Chennai Super Kings
- Coach: Stephen Fleming
- Captain: Mahendra Singh Dhoni
- Runners-up
- CLT20: Qualified
- Most runs: Mike Hussey (732)
- Most wickets: Dwayne Bravo (32)
- Most catches: Dwayne Bravo (12)
- Most wicket-keeping dismissals: MS Dhoni (12)

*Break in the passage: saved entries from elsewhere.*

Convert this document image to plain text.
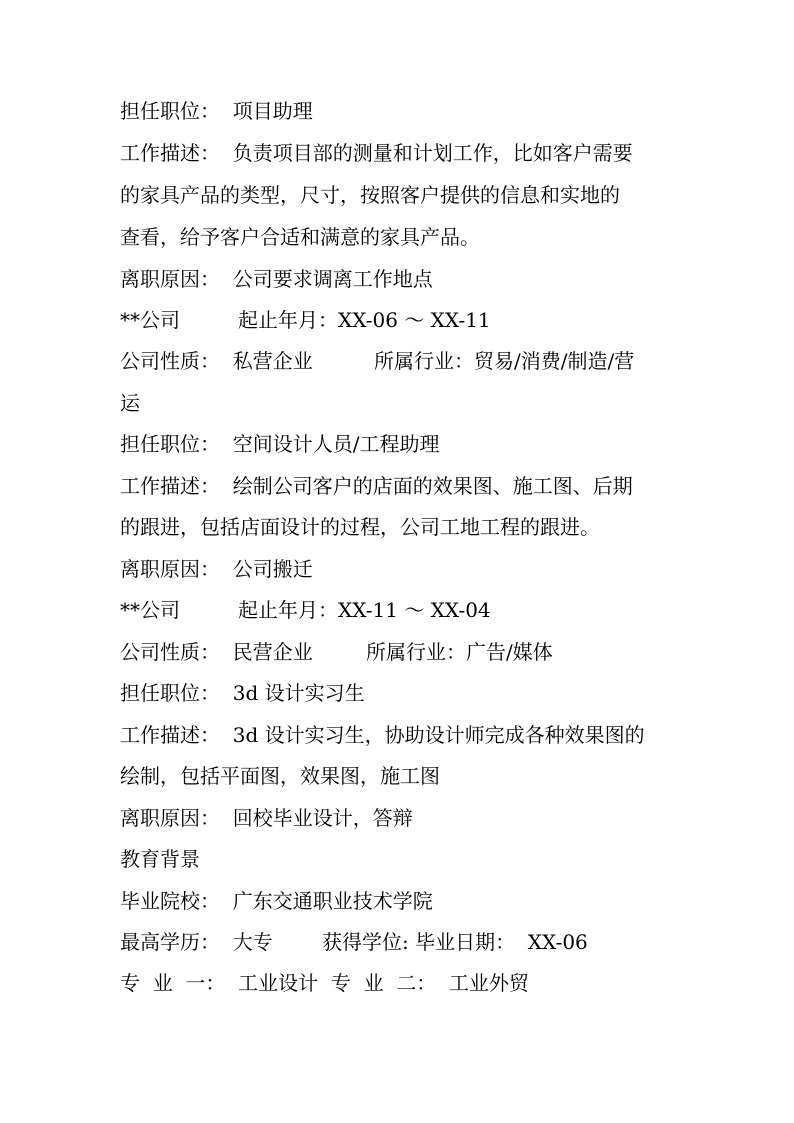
担任职位：  项目助理
工作描述：  负责项目部的测量和计划工作，比如客户需要
的家具产品的类型，尺寸，按照客户提供的信息和实地的
查看，给予客户合适和满意的家具产品。
离职原因：  公司要求调离工作地点
**公司	起止年月：XX-06 ～ XX-11
公司性质：  私营企业	所属行业：贸易/消费/制造/营
运
担任职位：  空间设计人员/工程助理
工作描述：  绘制公司客户的店面的效果图、施工图、后期
的跟进，包括店面设计的过程，公司工地工程的跟进。
离职原因：  公司搬迁
**公司	起止年月：XX-11 ～ XX-04
公司性质：  民营企业	所属行业：广告/媒体
担任职位：  3d 设计实习生
工作描述：  3d 设计实习生，协助设计师完成各种效果图的
绘制，包括平面图，效果图，施工图
离职原因：  回校毕业设计，答辩
教育背景
毕业院校：  广东交通职业技术学院
最高学历：  大专 获得学位: 毕业日期：  XX-06
专  业  一：  工业设计  专  业  二：  工业外贸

= 2013 Chennai Super Kings season =

Indian Premier League cricket team season

Chennai Super Kings (CSK) is a franchise cricket team based in Chennai, India, which plays in the Indian Premier League (IPL). They were one of the nine teams that competed in the 2013 Indian Premier League. They were captained for the sixth season in succession by Indian skipper Mahendra Singh Dhoni.

==Background==
By the end of October 2012, all IPL teams were given an opportunity to trim their squad with which CSK retained 16 players of their 2012 squad. They released George Bailey, Doug Bollinger, Joginder Sharma, Suraj Randiv, Yo Mahesh, Abhinav Mukund, Scott Styris, Sudeep Tyagi, K Vasudevadas, G Vignesh from their squad.

==Pre-season player signings==
Before the auction, coach Stephen Fleming hinted that the team is looking to boost the local bowling option and also the pace department. At the auction, the Super Kings did not bid for a single batsman. They picked up five bowlers instead, which Gurunath Meiyappan, who was part of the Super Kings auction side, said was their sole objective.

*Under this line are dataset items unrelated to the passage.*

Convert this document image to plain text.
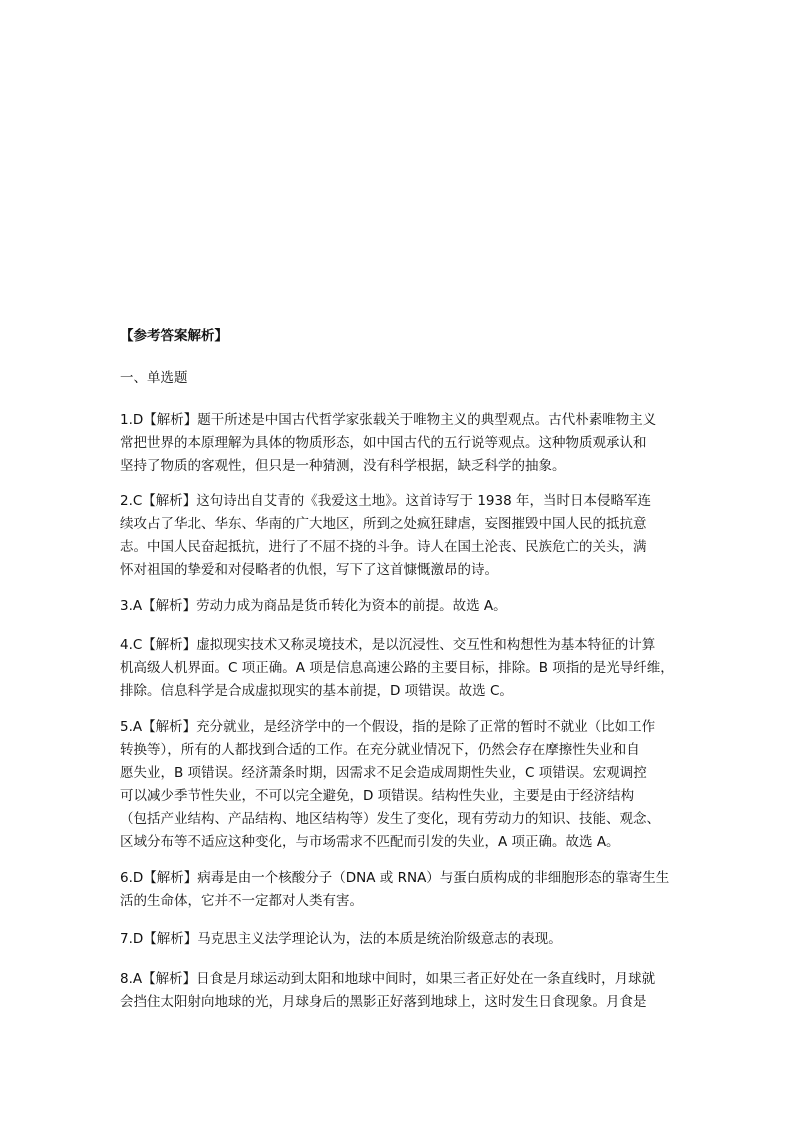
【参考答案解析】
一、单选题
1.D【解析】题干所述是中国古代哲学家张载关于唯物主义的典型观点。古代朴素唯物主义
常把世界的本原理解为具体的物质形态，如中国古代的五行说等观点。这种物质观承认和
坚持了物质的客观性，但只是一种猜测，没有科学根据，缺乏科学的抽象。
2.C【解析】这句诗出自艾青的《我爱这土地》。这首诗写于 1938 年，当时日本侵略军连
续攻占了华北、华东、华南的广大地区，所到之处疯狂肆虐，妄图摧毁中国人民的抵抗意
志。中国人民奋起抵抗，进行了不屈不挠的斗争。诗人在国土沦丧、民族危亡的关头，满
怀对祖国的挚爱和对侵略者的仇恨，写下了这首慷慨激昂的诗。
3.A【解析】劳动力成为商品是货币转化为资本的前提。故选 A。
4.C【解析】虚拟现实技术又称灵境技术，是以沉浸性、交互性和构想性为基本特征的计算
机高级人机界面。C 项正确。A 项是信息高速公路的主要目标，排除。B 项指的是光导纤维，
排除。信息科学是合成虚拟现实的基本前提，D 项错误。故选 C。
5.A【解析】充分就业，是经济学中的一个假设，指的是除了正常的暂时不就业（比如工作
转换等），所有的人都找到合适的工作。在充分就业情况下，仍然会存在摩擦性失业和自
愿失业，B 项错误。经济萧条时期，因需求不足会造成周期性失业，C 项错误。宏观调控
可以减少季节性失业，不可以完全避免，D 项错误。结构性失业，主要是由于经济结构
（包括产业结构、产品结构、地区结构等）发生了变化，现有劳动力的知识、技能、观念、
区域分布等不适应这种变化，与市场需求不匹配而引发的失业，A 项正确。故选 A。
6.D【解析】病毒是由一个核酸分子（DNA 或 RNA）与蛋白质构成的非细胞形态的靠寄生生
活的生命体，它并不一定都对人类有害。
7.D【解析】马克思主义法学理论认为，法的本质是统治阶级意志的表现。
8.A【解析】日食是月球运动到太阳和地球中间时，如果三者正好处在一条直线时，月球就
会挡住太阳射向地球的光，月球身后的黑影正好落到地球上，这时发生日食现象。月食是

Dirk Nannes was their first buy, but their most surprising purchase was South Africa's bowling allrounder Chris Morris for $625,000. Soon after getting Morris, the Super Kings went after the Sri Lankan spinner Sachithra Senanayake too, but lost him to Kolkata Knight Riders. Towards the end of the auction they picked up Australian seamer Ben Laughlin, Sri Lankan spinner Akila Dananjaya and the West Indian quick Jason Holder, all at their respective base prices.

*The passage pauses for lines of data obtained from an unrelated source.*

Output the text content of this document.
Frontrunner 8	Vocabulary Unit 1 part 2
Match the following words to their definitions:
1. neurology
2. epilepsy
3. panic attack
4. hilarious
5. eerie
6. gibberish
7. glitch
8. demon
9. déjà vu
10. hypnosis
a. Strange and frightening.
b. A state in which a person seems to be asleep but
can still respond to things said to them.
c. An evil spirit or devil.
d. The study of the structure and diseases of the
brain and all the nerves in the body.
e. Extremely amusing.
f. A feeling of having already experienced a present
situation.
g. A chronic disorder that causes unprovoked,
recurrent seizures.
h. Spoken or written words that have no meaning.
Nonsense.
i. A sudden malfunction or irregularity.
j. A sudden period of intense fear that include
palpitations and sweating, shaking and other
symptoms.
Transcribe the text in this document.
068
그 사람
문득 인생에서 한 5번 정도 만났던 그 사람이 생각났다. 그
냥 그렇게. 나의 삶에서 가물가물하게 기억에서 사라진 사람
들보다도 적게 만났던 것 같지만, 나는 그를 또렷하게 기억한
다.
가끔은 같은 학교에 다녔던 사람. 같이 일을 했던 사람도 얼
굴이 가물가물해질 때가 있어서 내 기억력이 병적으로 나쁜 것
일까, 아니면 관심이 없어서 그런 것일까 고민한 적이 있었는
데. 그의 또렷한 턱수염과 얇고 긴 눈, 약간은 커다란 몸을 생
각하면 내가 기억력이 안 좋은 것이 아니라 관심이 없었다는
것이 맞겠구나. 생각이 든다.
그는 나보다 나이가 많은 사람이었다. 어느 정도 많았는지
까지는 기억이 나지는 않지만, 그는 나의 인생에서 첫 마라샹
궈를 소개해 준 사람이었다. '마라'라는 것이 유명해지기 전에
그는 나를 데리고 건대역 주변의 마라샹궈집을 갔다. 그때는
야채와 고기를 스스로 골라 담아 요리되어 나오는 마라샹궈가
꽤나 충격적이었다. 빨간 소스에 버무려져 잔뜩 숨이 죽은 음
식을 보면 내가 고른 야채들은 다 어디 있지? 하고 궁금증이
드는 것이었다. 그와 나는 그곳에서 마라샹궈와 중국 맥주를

Post-auction, CSK first signed up the Indian U-19 all-rounder Baba Aparajith and also uncapped Tamil Nadu player Vijay Shankar. In a continuation of their auction strategy, Chennai Super Kings signed five Indian uncapped bowlers. The bowlers signed-up were UP duo of Imtiyaz Ahmed and Ankit Rajpoot, Haryana quick Mohit Sharma, Karnataka pacer Ronit More and Tamil Nadu left-arm spinner R Karthikeyan.

==Squad==
Players with international caps before the start of the 2013 IPL season are listed in bold.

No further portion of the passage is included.